Schools

Moorestown 'Rich With Resources' to Help Kids, say MooreKids Founders

Through partnerships with the school district, the rec department and others, the women behind MooreKids want the children of Moorestown "to take advantage of everything this town has to offer."

Maura Rafferty and her fellow MooreKids founders heard it all the time, as they stood on the sidelines of their kid’s soccer games talking to other parents about the homeless and hungry children in town.

“In Moorestown? No way,” the other parents would say.

But they had the numbers that proved otherwise: 20 or so homeless children in the school district; nearly 400 kids (almost 10 percent) on the district’s free and reduced lunch program.

“If you have kids in the school system, you might be more aware, because your kids are going to have friends who aren’t as well off as yours. You’re going to be more in touch with what’s going on with kids,” said MooreKids secretary Melanie Levan. “If you don’t have kids in the school system, I think you are blissfully unaware of what’s going on.”

“Are we going to pretend that we have needs like the city of Camden? No,” said Rafferty, MooreKids president. “But to me, in a community such as ours, in a rich community with not just financial wealth, but rich with resources, there is no reason to not collectively support the children.”

Even before they established the 501(c)3 charity, Rafferty and her fellow MooreKids founders—Levan, Jen Brinkman and Devika Gill—were individually helping out.

Through teacher contacts at Roberts Elementary School, where her children were enrolled, Rafferty learned about students who were coming to school hungry, or who needed clothing. She reached out to friends and acquaintances and donations started rolling in. She dropped off big boxes of granola bars and cases of milk cartons.

Brinkman helped out in a similar way at South Valley Elementary School, while Levan and Gill undertook their own charitable endeavors at other schools and/or their churches.

Rafferty was quick to point out she and her friends were supplementing assistance the schools were already providing.

“At every single building, the teachers and staff have always supported these children,” she said. “We’re not trying to take over anything or replace anything, because there are clearly more needs than there are abilities to fill them. So we just want to supplement.”

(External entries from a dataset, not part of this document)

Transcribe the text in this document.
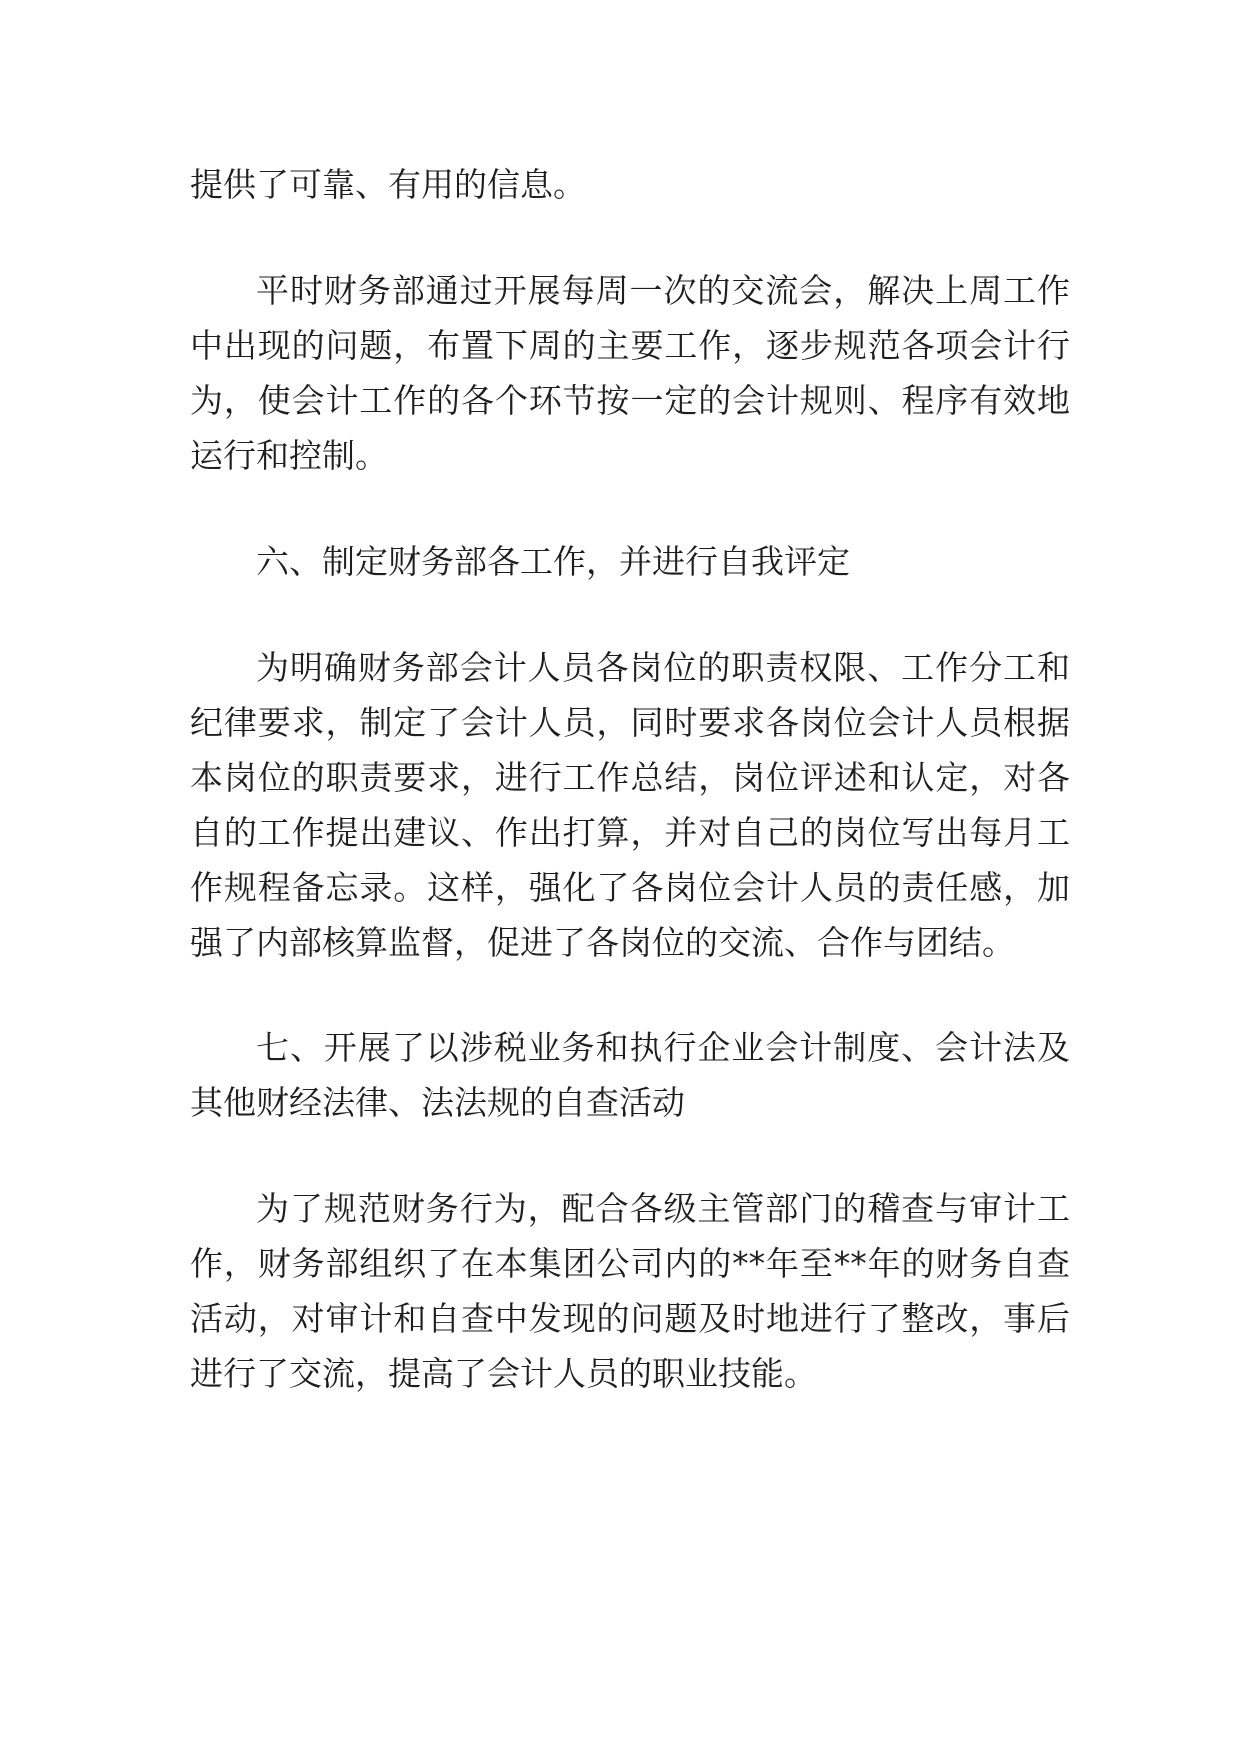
提供了可靠、有用的信息。
平时财务部通过开展每周一次的交流会，解决上周工作
中出现的问题，布置下周的主要工作，逐步规范各项会计行
为，使会计工作的各个环节按一定的会计规则、程序有效地
运行和控制。
六、制定财务部各工作，并进行自我评定
为明确财务部会计人员各岗位的职责权限、工作分工和
纪律要求，制定了会计人员，同时要求各岗位会计人员根据
本岗位的职责要求，进行工作总结，岗位评述和认定，对各
自的工作提出建议、作出打算，并对自己的岗位写出每月工
作规程备忘录。这样，强化了各岗位会计人员的责任感，加
强了内部核算监督，促进了各岗位的交流、合作与团结。
七、开展了以涉税业务和执行企业会计制度、会计法及
其他财经法律、法法规的自查活动
为了规范财务行为，配合各级主管部门的稽查与审计工
作，财务部组织了在本集团公司内的**年至**年的财务自查
活动，对审计和自查中发现的问题及时地进行了整改，事后
进行了交流，提高了会计人员的职业技能。
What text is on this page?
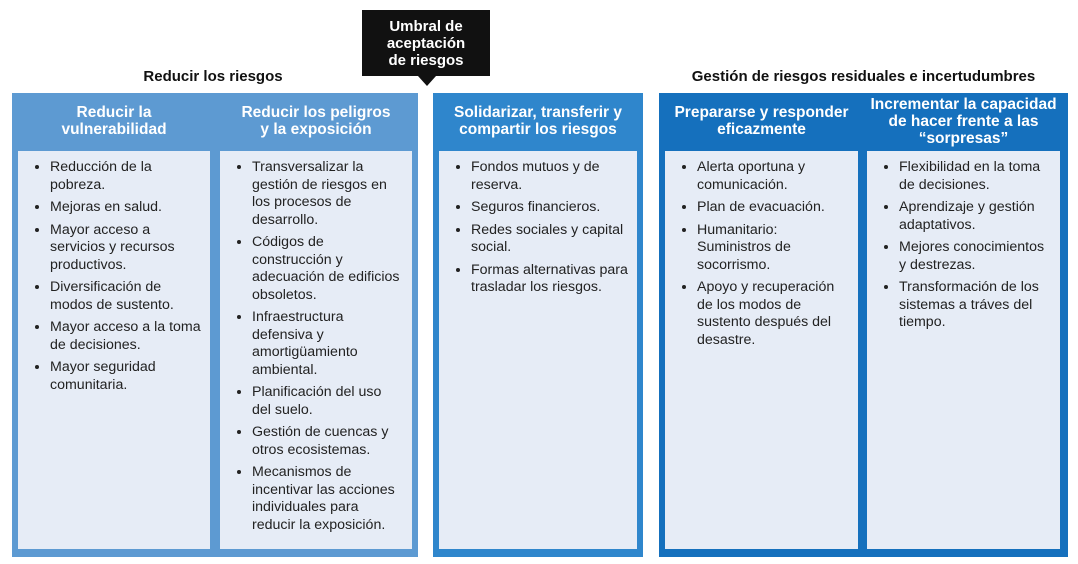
Umbral de
aceptación
de riesgos
Reducir los riesgos	Gestión de riesgos residuales e incertudumbres
Reducir la
vulnerabilidad
• Reducción de la pobreza.
• Mejoras en salud.
• Mayor acceso a servicios y recursos productivos.
• Diversificación de modos de sustento.
• Mayor acceso a la toma de decisiones.
• Mayor seguridad comunitaria.
Reducir los peligros
y la exposición
• Transversalizar la gestión de riesgos en los procesos de desarrollo.
• Códigos de construcción y adecuación de edificios obsoletos.
• Infraestructura defensiva y amortigüamiento ambiental.
• Planificación del uso del suelo.
• Gestión de cuencas y otros ecosistemas.
• Mecanismos de incentivar las acciones individuales para reducir la exposición.
Solidarizar, transferir y
compartir los riesgos
• Fondos mutuos y de reserva.
• Seguros financieros.
• Redes sociales y capital social.
• Formas alternativas para trasladar los riesgos.
Prepararse y responder
eficazmente
• Alerta oportuna y comunicación.
• Plan de evacuación.
• Humanitario: Suministros de socorrismo.
• Apoyo y recuperación de los modos de sustento después del desastre.
Incrementar la capacidad
de hacer frente a las
“sorpresas”
• Flexibilidad en la toma de decisiones.
• Aprendizaje y gestión adaptativos.
• Mejores conocimientos y destrezas.
• Transformación de los sistemas a tráves del tiempo.
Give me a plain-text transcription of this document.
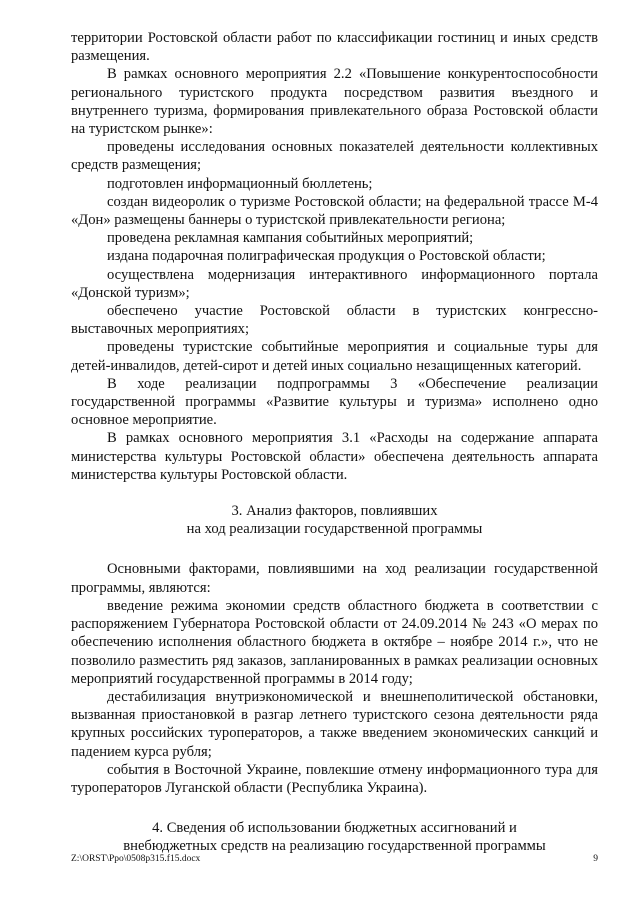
территории Ростовской области работ по классификации гостиниц и иных средств размещения.

В рамках основного мероприятия 2.2 «Повышение конкурентоспособности регионального туристского продукта посредством развития въездного и внутреннего туризма, формирования привлекательного образа Ростовской области на туристском рынке»:

проведены исследования основных показателей деятельности коллективных средств размещения;

подготовлен информационный бюллетень;

создан видеоролик о туризме Ростовской области; на федеральной трассе М-4 «Дон» размещены баннеры о туристской привлекательности региона;

проведена рекламная кампания событийных мероприятий;

издана подарочная полиграфическая продукция о Ростовской области;

осуществлена модернизация интерактивного информационного портала «Донской туризм»;

обеспечено участие Ростовской области в туристских конгрессно-выставочных мероприятиях;

проведены туристские событийные мероприятия и социальные туры для детей-инвалидов, детей-сирот и детей иных социально незащищенных категорий.

В ходе реализации подпрограммы 3 «Обеспечение реализации государственной программы «Развитие культуры и туризма» исполнено одно основное мероприятие.

В рамках основного мероприятия 3.1 «Расходы на содержание аппарата министерства культуры Ростовской области» обеспечена деятельность аппарата министерства культуры Ростовской области.

3. Анализ факторов, повлиявших
на ход реализации государственной программы

Основными факторами, повлиявшими на ход реализации государственной программы, являются:

введение режима экономии средств областного бюджета в соответствии с распоряжением Губернатора Ростовской области от 24.09.2014 № 243 «О мерах по обеспечению исполнения областного бюджета в октябре – ноябре 2014 г.», что не позволило разместить ряд заказов, запланированных в рамках реализации основных мероприятий государственной программы в 2014 году;

дестабилизация внутриэкономической и внешнеполитической обстановки, вызванная приостановкой в разгар летнего туристского сезона деятельности ряда крупных российских туроператоров, а также введением экономических санкций и падением курса рубля;

события в Восточной Украине, повлекшие отмену информационного тура для туроператоров Луганской области (Республика Украина).

4. Сведения об использовании бюджетных ассигнований и
внебюджетных средств на реализацию государственной программы
Z:\ORST\Ppo\0508p315.f15.docx	9
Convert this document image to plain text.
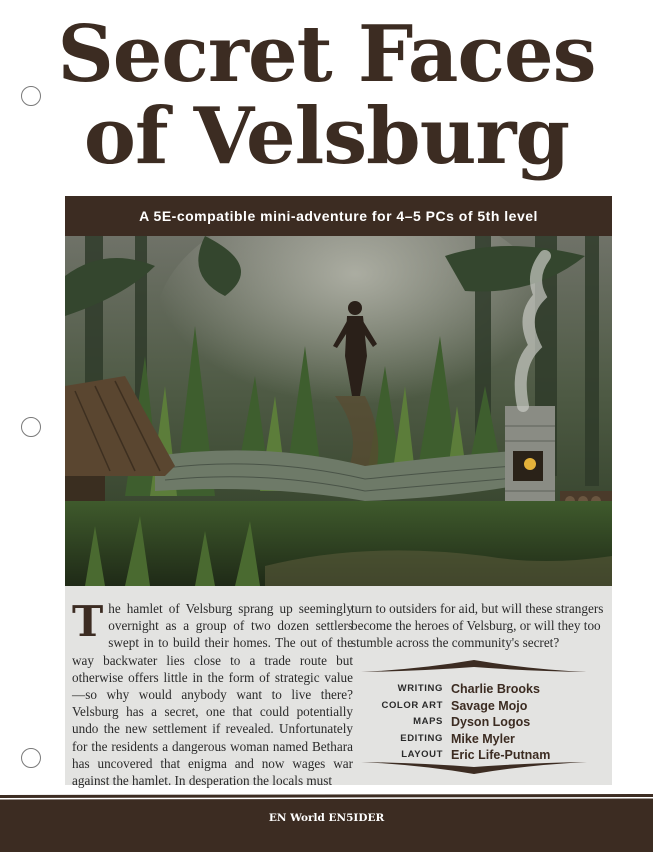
Secret Faces
of Velsburg
A 5E-compatible mini-adventure for 4–5 PCs of 5th level
T he hamlet of Velsburg sprang up seemingly overnight as a group of two dozen settlers swept in to build their homes. The out of the way backwater lies close to a trade route but otherwise offers little in the form of strategic value—so why would anybody want to live there? Velsburg has a secret, one that could potentially undo the new settlement if revealed. Unfortunately for the residents a dangerous woman named Bethara has uncovered that enigma and now wages war against the hamlet. In desperation the locals must
turn to outsiders for aid, but will these strangers become the heroes of Velsburg, or will they too stumble across the community's secret?
WRITING Charlie Brooks
COLOR ART Savage Mojo
MAPS Dyson Logos
EDITING Mike Myler
LAYOUT Eric Life-Putnam
EN World EN5IDER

Eventually, the four women—who already knew each other through their children and their involvement with Home & School—realized they could do more together than apart.

“We got to the point where we were like, ‘Why are we duplicating efforts?’” said Gill.

‘Children live the life they’re given’

At its inception, MooreKids was organized somewhat loosely. But in the year-plus since its founding, the group has become “buttoned-up,” Rafferty said. Besides their 501(c)3 status, they’re formally affiliated with the school district, have formed partnerships with the township recreation department and Lunch Rotary and have their own website.

Through those partnerships, they’ve been able to help a lot of children:

  • Provided scholarships for 18 children to attend the Moorestown Recreation Department’s summer camps/summer programming
  • Paid for prom tickets and provided prom dresses for several Moorestown High School students
  • Ran a district-wide food drive last winter and distributed groceries to families in need

Going forward, they’re planning to start a breakfast food drive for students—since Roberts Elementary is the only school in the district with a federally funded breakfast program—work with the school district on a holiday gift drive and establish a general scholarship fund to pay for extracurricular activities such as sports, art and music.

Included in the group’s mission statement on its website, it reads, “MooreKids envisions that it will be the ‘go-to’ charitable organization that individuals, families, businesses and civic organizations can contact when there is a need to provide assistance to a child in a low-income family.”

“We have a lot of really big ideas,” said Gill, who explained she’d like to start a career-oriented mentorship program for middle and high school students in the next few years. “I would love to see us really making a difference in the life of a child.”

Though MooreKids may have started out as a way to provide the most basic needs—food, clothing—to children, the women who founded it believe it can be much more comprehensive.

“We wanted every kid to be able to take advantage of everything this town has to offer, including sports, arts, theater, mentor opportunities, internship opportunities—the sky’s the limit,” said Brinkman. “We want to make those things available.”

Some have questioned the need for an organization like MooreKids in a well-to-do community like this, the women explained, and a few have even suggested if the families they’re helping can’t afford to live here, perhaps they should move. But Rafferty couldn’t disagree more.

“Children live the life they’re given,” she said. “They have no choice in their life, and their parents are here trying to do better for them. Those parents and those families are here for the same reasons we’re here, and the diversity only enriches our community. And I believe in my heart that it is our responsibility as a community to help children be as successful and realize their potential as possible.”